I am trying to solve the following problem:
Transform the equation $(y-z)\frac{\partial z}{\partial x} + (y+z)\frac{\partial z}{\partial y} = 0$, taking $x=x(u,v)$ as a function and $u=y-z, v=y+z$ as independent variables.
The answer to the problem has to be: $\frac{\partial x}{\partial u}+\frac{\partial x}{\partial v}=\frac{u}{v}$
I have done other exercises involving change of varibles. However, all the exercises I have done had something in common: the function was $z$ (I mean, it was the function whose derivatives appeared in the given equation). Now that my function is $x$ I do not find a way to solve the problem.

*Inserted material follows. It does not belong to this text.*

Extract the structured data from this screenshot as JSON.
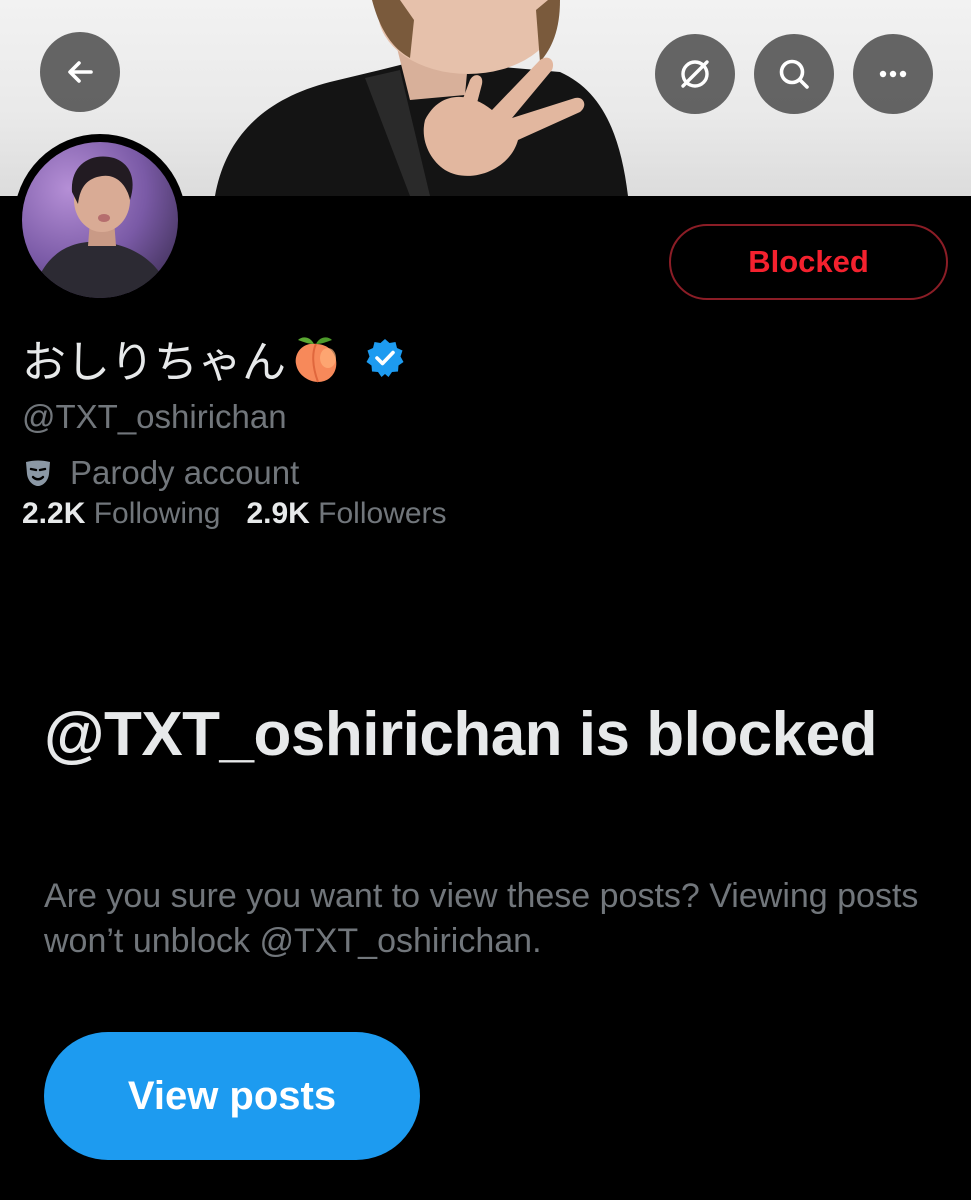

It would be very helpful if someone could tell me the first steps of the correct approach to this kind of problem.
Thanks.
Idea: Use the chain rule to derive $z$ with respect to $u$ and $v$. Then, the expected terms $\frac{\partial x}{\partial u}$ and $\frac{\partial x}{\partial v}$ will appear. After you do that, use the equalities of the change of variables and the original equation to eliminate the derivatives of $z$.
Complete solution:
We have $$z=z(x,y)=z(x(u,v),y(u,v)).$$ Then, by the chain rule, $$\frac{\partial z}{\partial u}=\frac{\partial z}{\partial x}\frac{\partial x}{\partial u}+\frac{\partial z}{\partial y}\frac{\partial y}{\partial u},\qquad \frac{\partial z}{\partial v}=\frac{\partial z}{\partial x}\frac{\partial x}{\partial v}+\frac{\partial z}{\partial y}\frac{\partial y}{\partial v}\tag{1}$$
On the other hand, since $$u=y-z,\qquad v=y+z\tag{2}$$ we have $$\frac{\partial z}{\partial u}=\frac{\partial}{\partial u} \left(\frac{v-u}{2}\right)=-\frac{1}{2},\qquad \frac{\partial z}{\partial v}=\frac{\partial}{\partial v} \left(\frac{v-u}{2}\right)=\frac{1}{2}$$ $$\frac{\partial y}{\partial u}=\frac{\partial}{\partial u} \left(\frac{u+v}{2}\right)=\frac{1}{2},\qquad \frac{\partial y}{\partial v}=\frac{\partial}{\partial v} \left(\frac{u+v}{2}\right)=\frac{1}{2}$$ Substituting in $(1)$, we obtain $$-\frac{1}{2}=\frac{\partial z}{\partial x}\frac{\partial x}{\partial u}+\frac{1}{2}\frac{\partial z}{\partial y},\qquad \frac{1}{2}=\frac{\partial z}{\partial x}\frac{\partial x}{\partial v}+\frac{1}{2}\frac{\partial z}{\partial y}$$ and thus $$\frac{\partial z}{\partial y}=-\frac{\partial z}{\partial x}\cdot\left(\frac{\partial x}{\partial u}+\frac{\partial x}{\partial v}\right)\tag{3}$$ Now, substituting $(2)$ and $(3)$ in the original equation $$(y-z)\frac{\partial z}{\partial x} + (y+z)\frac{\partial z}{\partial y} = 0,$$ we get the desired result.